Se acordó de Briseida y buscó con la mirada la tienda de Aquiles. Cerca de ella, pudo distinguir los paramentos de llamativos colores de la litera en la que Hécuba envió a la muchacha. Y junto a la entrada de la tienda reparó en la figura esbelta y erguida del guerrero y en la silueta más pequeña, envuelta en telas de colores vivos, de una mujer. ¿Briseida? Así que al menos no había desdeñado el regalo, no la había arrojado a la soldadesca. Casandra se preguntó si se sentiría feliz y satisfecha.

—Al menos tiene lo que más deseaba —dijo Helena, aproximándose al muro y señalando a la muchacha envuelta en velos de color azafranado—. Hay, pues, al menos una mujer en Troya que ha hecho lo que más anhelaba.

—Como tú. ¿No es cierto, Helena?

—No lo sé —contestó Helena—. Quiero a Paris... Al menos bajo la bendición de la diosa del amor, le quería. Pero cuando ella no está conmigo, no lo sé.

También ella sólo ama conforme a la voluntad de un dios... ¿Por qué se entrometen en nuestras vidas los dioses? ¿Es que no tienen bastante con sus reinos divinos y han de venir a mezclarse en las vidas de los hombres y de las mujeres mortales? Pero se limitó a preguntarle:

—¿Crees que atacarán hoy?

—Así lo deseo. Los hombres se aburren encerrados tras las murallas —dijo Helena—. Si los aqueos no nos atacan en uno o dos días, nuestros soldados saldrán y atacarán a los aqueos, simplemente para ocupar el tiempo. ¿Qué te sucede, Casandra?
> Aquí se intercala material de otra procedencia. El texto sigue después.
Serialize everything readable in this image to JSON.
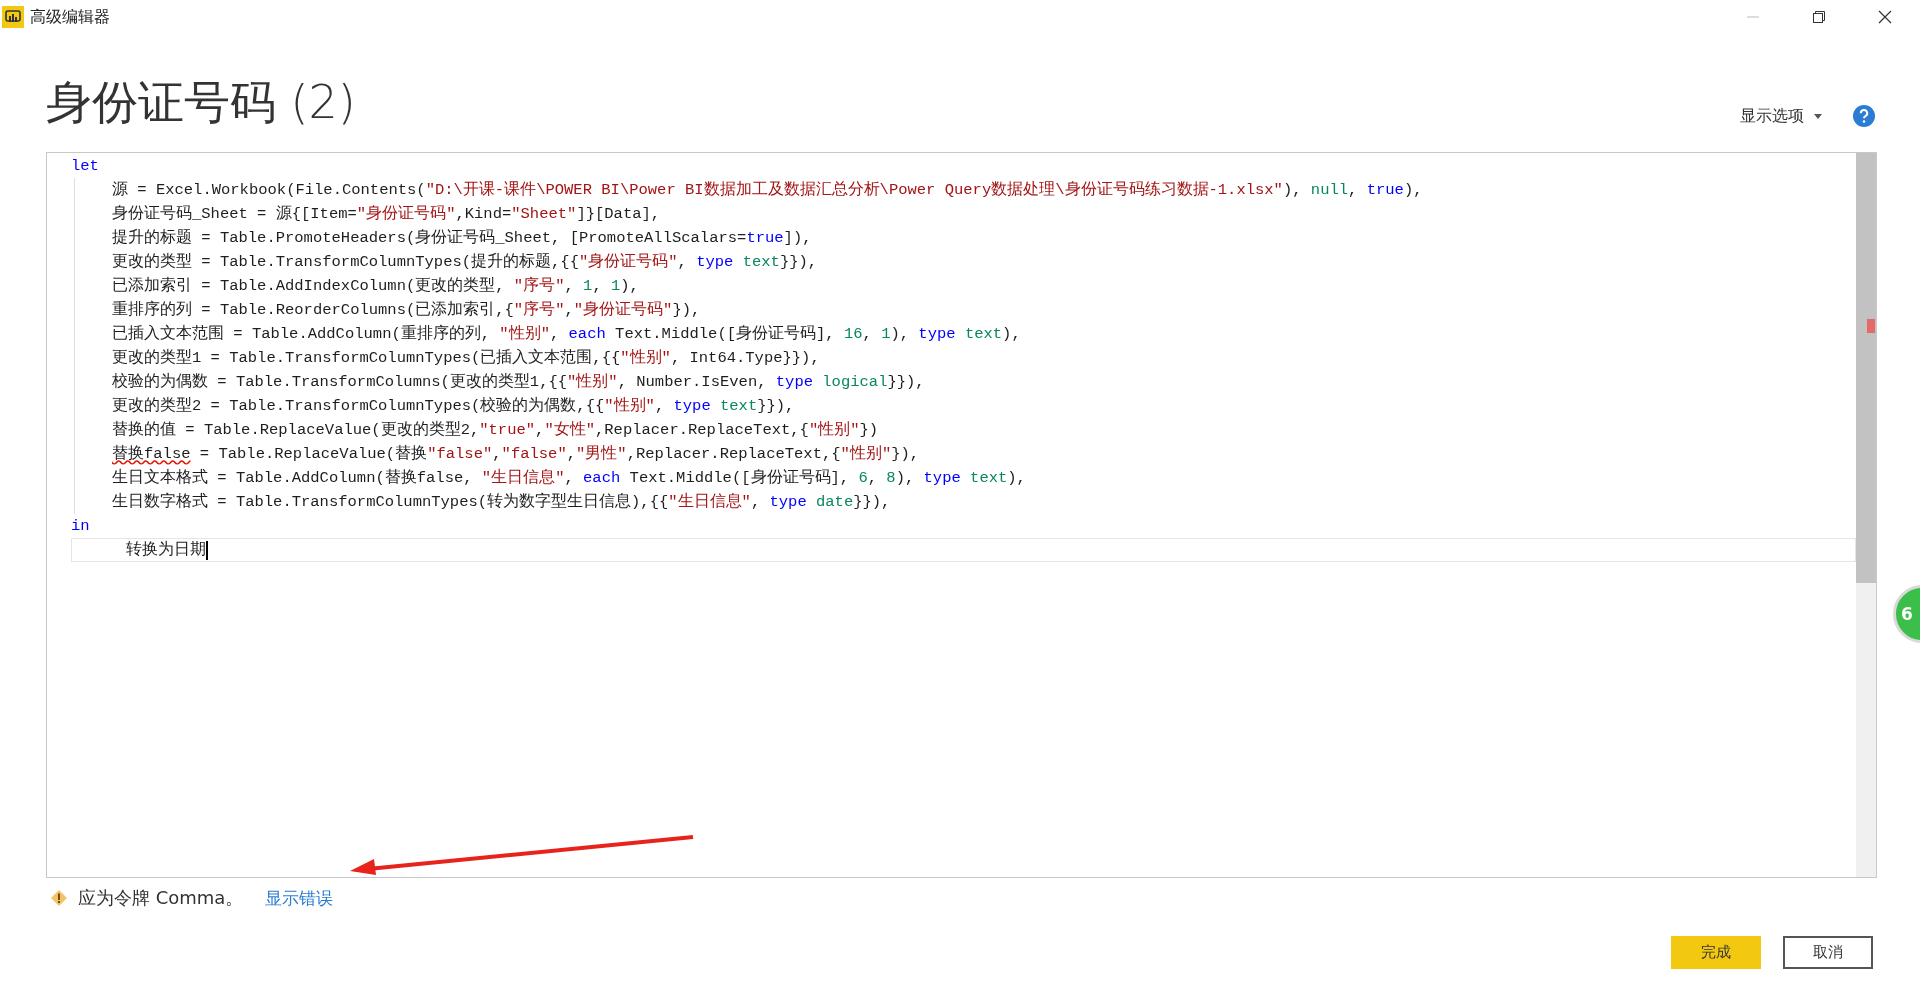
{
  "window": {
    "title": "高级编辑器"
  },
  "heading": "身份证号码 (2)",
  "display_options": "显示选项",
  "editor": {
    "lines": [
      {
        "kind": "block",
        "tokens": [
          {
            "kind": "keyword",
            "text": "let"
          }
        ]
      },
      {
        "kind": "step",
        "tokens": [
          {
            "kind": "plain",
            "text": "源 = Excel.Workbook(File.Contents("
          },
          {
            "kind": "string",
            "text": "\"D:\\开课-课件\\POWER BI\\Power BI数据加工及数据汇总分析\\Power Query数据处理\\身份证号码练习数据-1.xlsx\""
          },
          {
            "kind": "plain",
            "text": "), "
          },
          {
            "kind": "literal",
            "text": "null"
          },
          {
            "kind": "plain",
            "text": ", "
          },
          {
            "kind": "keyword",
            "text": "true"
          },
          {
            "kind": "plain",
            "text": "),"
          }
        ]
      },
      {
        "kind": "step",
        "tokens": [
          {
            "kind": "plain",
            "text": "身份证号码_Sheet = 源{[Item="
          },
          {
            "kind": "string",
            "text": "\"身份证号码\""
          },
          {
            "kind": "plain",
            "text": ",Kind="
          },
          {
            "kind": "string",
            "text": "\"Sheet\""
          },
          {
            "kind": "plain",
            "text": "]}[Data],"
          }
        ]
      },
      {
        "kind": "step",
        "tokens": [
          {
            "kind": "plain",
            "text": "提升的标题 = Table.PromoteHeaders(身份证号码_Sheet, [PromoteAllScalars="
          },
          {
            "kind": "keyword",
            "text": "true"
          },
          {
            "kind": "plain",
            "text": "]),"
          }
        ]
      },
      {
        "kind": "step",
        "tokens": [
          {
            "kind": "plain",
            "text": "更改的类型 = Table.TransformColumnTypes(提升的标题,{{"
          },
          {
            "kind": "string",
            "text": "\"身份证号码\""
          },
          {
            "kind": "plain",
            "text": ", "
          },
          {
            "kind": "keyword",
            "text": "type"
          },
          {
            "kind": "literal",
            "text": " text"
          },
          {
            "kind": "plain",
            "text": "}}),"
          }
        ]
      },
      {
        "kind": "step",
        "tokens": [
          {
            "kind": "plain",
            "text": "已添加索引 = Table.AddIndexColumn(更改的类型, "
          },
          {
            "kind": "string",
            "text": "\"序号\""
          },
          {
            "kind": "plain",
            "text": ", "
          },
          {
            "kind": "literal",
            "text": "1"
          },
          {
            "kind": "plain",
            "text": ", "
          },
          {
            "kind": "literal",
            "text": "1"
          },
          {
            "kind": "plain",
            "text": "),"
          }
        ]
      },
      {
        "kind": "step",
        "tokens": [
          {
            "kind": "plain",
            "text": "重排序的列 = Table.ReorderColumns(已添加索引,{"
          },
          {
            "kind": "string",
            "text": "\"序号\""
          },
          {
            "kind": "plain",
            "text": ","
          },
          {
            "kind": "string",
            "text": "\"身份证号码\""
          },
          {
            "kind": "plain",
            "text": "}),"
          }
        ]
      },
      {
        "kind": "step",
        "tokens": [
          {
            "kind": "plain",
            "text": "已插入文本范围 = Table.AddColumn(重排序的列, "
          },
          {
            "kind": "string",
            "text": "\"性别\""
          },
          {
            "kind": "plain",
            "text": ", "
          },
          {
            "kind": "keyword",
            "text": "each"
          },
          {
            "kind": "plain",
            "text": " Text.Middle([身份证号码], "
          },
          {
            "kind": "literal",
            "text": "16"
          },
          {
            "kind": "plain",
            "text": ", "
          },
          {
            "kind": "literal",
            "text": "1"
          },
          {
            "kind": "plain",
            "text": "), "
          },
          {
            "kind": "keyword",
            "text": "type"
          },
          {
            "kind": "literal",
            "text": " text"
          },
          {
            "kind": "plain",
            "text": "),"
          }
        ]
      },
      {
        "kind": "step",
        "tokens": [
          {
            "kind": "plain",
            "text": "更改的类型1 = Table.TransformColumnTypes(已插入文本范围,{{"
          },
          {
            "kind": "string",
            "text": "\"性别\""
          },
          {
            "kind": "plain",
            "text": ", Int64.Type}}),"
          }
        ]
      },
      {
        "kind": "step",
        "tokens": [
          {
            "kind": "plain",
            "text": "校验的为偶数 = Table.TransformColumns(更改的类型1,{{"
          },
          {
            "kind": "string",
            "text": "\"性别\""
          },
          {
            "kind": "plain",
            "text": ", Number.IsEven, "
          },
          {
            "kind": "keyword",
            "text": "type"
          },
          {
            "kind": "literal",
            "text": " logical"
          },
          {
            "kind": "plain",
            "text": "}}),"
          }
        ]
      },
      {
        "kind": "step",
        "tokens": [
          {
            "kind": "plain",
            "text": "更改的类型2 = Table.TransformColumnTypes(校验的为偶数,{{"
          },
          {
            "kind": "string",
            "text": "\"性别\""
          },
          {
            "kind": "plain",
            "text": ", "
          },
          {
            "kind": "keyword",
            "text": "type"
          },
          {
            "kind": "literal",
            "text": " text"
          },
          {
            "kind": "plain",
            "text": "}}),"
          }
        ]
      },
      {
        "kind": "step",
        "tokens": [
          {
            "kind": "plain",
            "text": "替换的值 = Table.ReplaceValue(更改的类型2,"
          },
          {
            "kind": "string",
            "text": "\"true\""
          },
          {
            "kind": "plain",
            "text": ","
          },
          {
            "kind": "string",
            "text": "\"女性\""
          },
          {
            "kind": "plain",
            "text": ",Replacer.ReplaceText,{"
          },
          {
            "kind": "string",
            "text": "\"性别\""
          },
          {
            "kind": "plain",
            "text": "})"
          }
        ]
      },
      {
        "kind": "step",
        "tokens": [
          {
            "kind": "error",
            "text": "替换false"
          },
          {
            "kind": "plain",
            "text": " = Table.ReplaceValue(替换"
          },
          {
            "kind": "string",
            "text": "\"false\""
          },
          {
            "kind": "plain",
            "text": ","
          },
          {
            "kind": "string",
            "text": "\"false\""
          },
          {
            "kind": "plain",
            "text": ","
          },
          {
            "kind": "string",
            "text": "\"男性\""
          },
          {
            "kind": "plain",
            "text": ",Replacer.ReplaceText,{"
          },
          {
            "kind": "string",
            "text": "\"性别\""
          },
          {
            "kind": "plain",
            "text": "}),"
          }
        ]
      },
      {
        "kind": "step",
        "tokens": [
          {
            "kind": "plain",
            "text": "生日文本格式 = Table.AddColumn(替换false, "
          },
          {
            "kind": "string",
            "text": "\"生日信息\""
          },
          {
            "kind": "plain",
            "text": ", "
          },
          {
            "kind": "keyword",
            "text": "each"
          },
          {
            "kind": "plain",
            "text": " Text.Middle([身份证号码], "
          },
          {
            "kind": "literal",
            "text": "6"
          },
          {
            "kind": "plain",
            "text": ", "
          },
          {
            "kind": "literal",
            "text": "8"
          },
          {
            "kind": "plain",
            "text": "), "
          },
          {
            "kind": "keyword",
            "text": "type"
          },
          {
            "kind": "literal",
            "text": " text"
          },
          {
            "kind": "plain",
            "text": "),"
          }
        ]
      },
      {
        "kind": "step",
        "tokens": [
          {
            "kind": "plain",
            "text": "生日数字格式 = Table.TransformColumnTypes(转为数字型生日信息),{{"
          },
          {
            "kind": "string",
            "text": "\"生日信息\""
          },
          {
            "kind": "plain",
            "text": ", "
          },
          {
            "kind": "keyword",
            "text": "type"
          },
          {
            "kind": "literal",
            "text": " date"
          },
          {
            "kind": "plain",
            "text": "}}),"
          }
        ]
      },
      {
        "kind": "block",
        "tokens": [
          {
            "kind": "keyword",
            "text": "in"
          }
        ]
      },
      {
        "kind": "current",
        "tokens": [
          {
            "kind": "plain",
            "text": "转换为日期"
          }
        ]
      }
    ]
  },
  "status": {
    "message": "应为令牌 Comma。",
    "link": "显示错误"
  },
  "floating_badge": "6",
  "buttons": [
    {
      "label": "完成",
      "primary": true
    },
    {
      "label": "取消",
      "primary": false
    }
  ]
}
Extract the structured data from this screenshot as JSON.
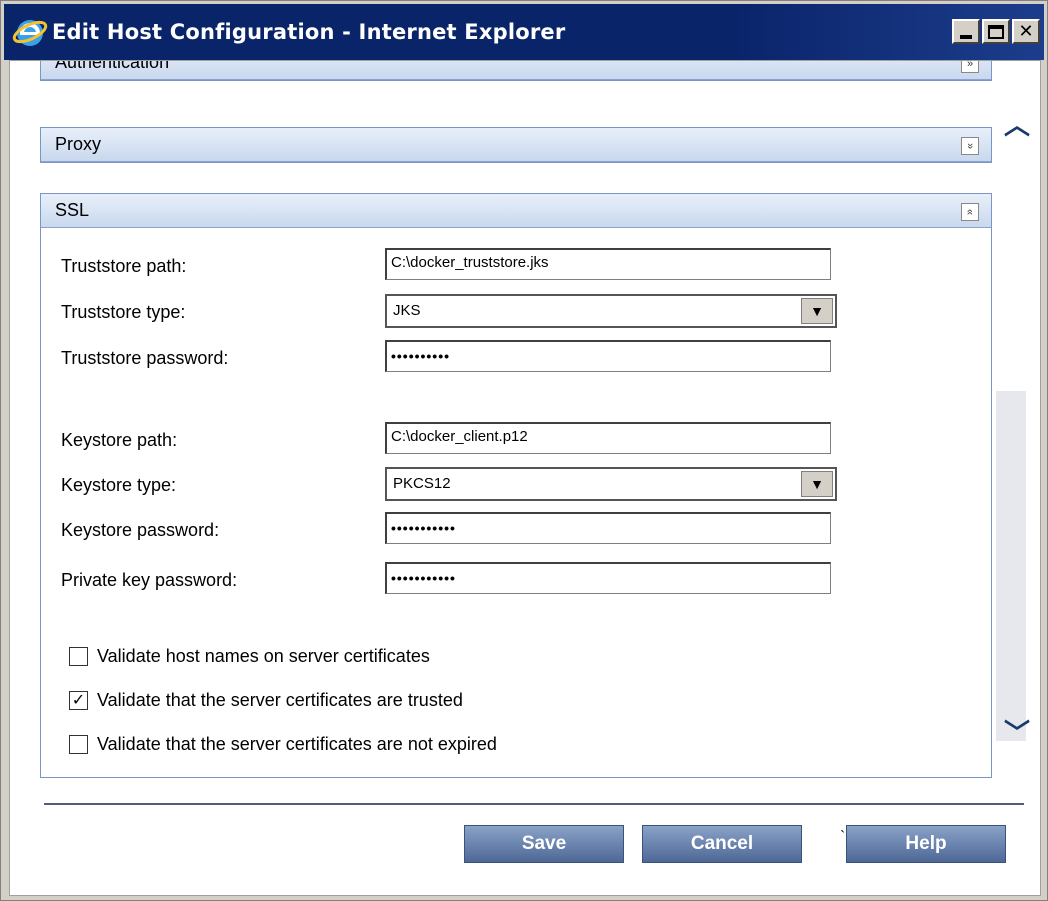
{
  "window": {
    "title": "Edit Host Configuration - Internet Explorer",
    "controls": [
      "minimize",
      "maximize",
      "close"
    ]
  },
  "panels": {
    "authentication": {
      "title": "Authentication",
      "state": "collapsed"
    },
    "proxy": {
      "title": "Proxy",
      "state": "collapsed"
    },
    "ssl": {
      "title": "SSL",
      "state": "expanded"
    }
  },
  "ssl": {
    "truststore_path_label": "Truststore path:",
    "truststore_path_value": "C:\\docker_truststore.jks",
    "truststore_type_label": "Truststore type:",
    "truststore_type_value": "JKS",
    "truststore_password_label": "Truststore password:",
    "truststore_password_value": "••••••••••",
    "keystore_path_label": "Keystore path:",
    "keystore_path_value": "C:\\docker_client.p12",
    "keystore_type_label": "Keystore type:",
    "keystore_type_value": "PKCS12",
    "keystore_password_label": "Keystore password:",
    "keystore_password_value": "•••••••••••",
    "private_key_password_label": "Private key password:",
    "private_key_password_value": "•••••••••••",
    "checks": [
      {
        "label": "Validate host names on server certificates",
        "checked": false
      },
      {
        "label": "Validate that the server certificates are trusted",
        "checked": true
      },
      {
        "label": "Validate that the server certificates are not expired",
        "checked": false
      }
    ]
  },
  "buttons": {
    "save": "Save",
    "cancel": "Cancel",
    "help": "Help"
  },
  "colors": {
    "titlebar": "#0a246a",
    "panel_header": "#c9d8ee",
    "button": "#4e6896"
  }
}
Te has puesto pálida.

—Se me ocurrió —contestó Casandra, hablando con dificultad—, que si esta guerra se prolonga mucho, ningún niño de Troya sobrevivirá para convertirse en guerrero.

—Bueno, yo preferiría que mis hijos fuesen cualquier otra cosa en lugar de esa —afirmó Helena—. Como Odiseo quizá, para que vivieran pacíficamente en su país natal y fueran jueces prudentes de su pueblo. ¿Qué desearías para tu hijo, Casandra, si lo tuvieses?

Jamás había pensado en eso.

—No lo sé —dijo—. Cualquier dedicación que le hiciese feliz. Guerrero, rey, sacerdote, labriego o pastor... Todo menos esclavo de los aqueos.

Helena se volvió hacia su hijo y le tendió los brazos. Él acudió corriendo hacia ellos.

—Antes de que éste naciera, aún yo tenía poder, y a menudo pensé en ejercerlo para detener esta guerra —dijo, pensativa—. Se me ocurrió entonces la posibilidad de bajar furtivamente hasta el campamento y buscar a Menelao. Creo que habría aceptado la idea de regresar a casa y cuando no hubiese más por lo que luchar, o al menos pretexto alguno para el combate, los aqueos habrían tenido que dar la vuelta y retornar a nuestras propias islas. Pero ahora ya no me aceptaría con el hijo de otro hombre en mis brazos.

—Déjalo aquí entonces. Su padre cuidará de él y yo también lo haré, si es eso lo que en verdad deseas.

Tras haber pronunciado estas palabras comprendió que Helena era casi la única persona en Troya con quien podía hablar en esos días. Su madre ya no la comprendía, ni tampoco sus hermanas. Echaría de menos a Helena si ésta regresara a tierras de Esparta.

Helena frunció el entrecejo, y luego preguntó: —¿Por qué tendría yo que renunciar a mi hijo sólo porque Menelao sea un estúpido? —Al cabo de un instante añadió—: A decir verdad, Casandra, y de no ser que te halles bajo el sortilegio de Afrodita, no existe mucha diferencia entre un hombre y otro, pero no es tan fácil prescindir de los hijos. No soy responsable de esta guerra y creo que Agamenón la habría iniciado tarde o temprano, independientemente de lo que yo hiciese o dejara de hacer. —Suspiró y apoyó su cabeza en el hombro de Casandra—. Hermana, no soy tan valiente como creía ser. Me sería posible, con un gran esfuerzo de voluntad, volver a Menelao e incluso dejar a Paris; pero no me siento capaz?, de abandonar a mi hijo.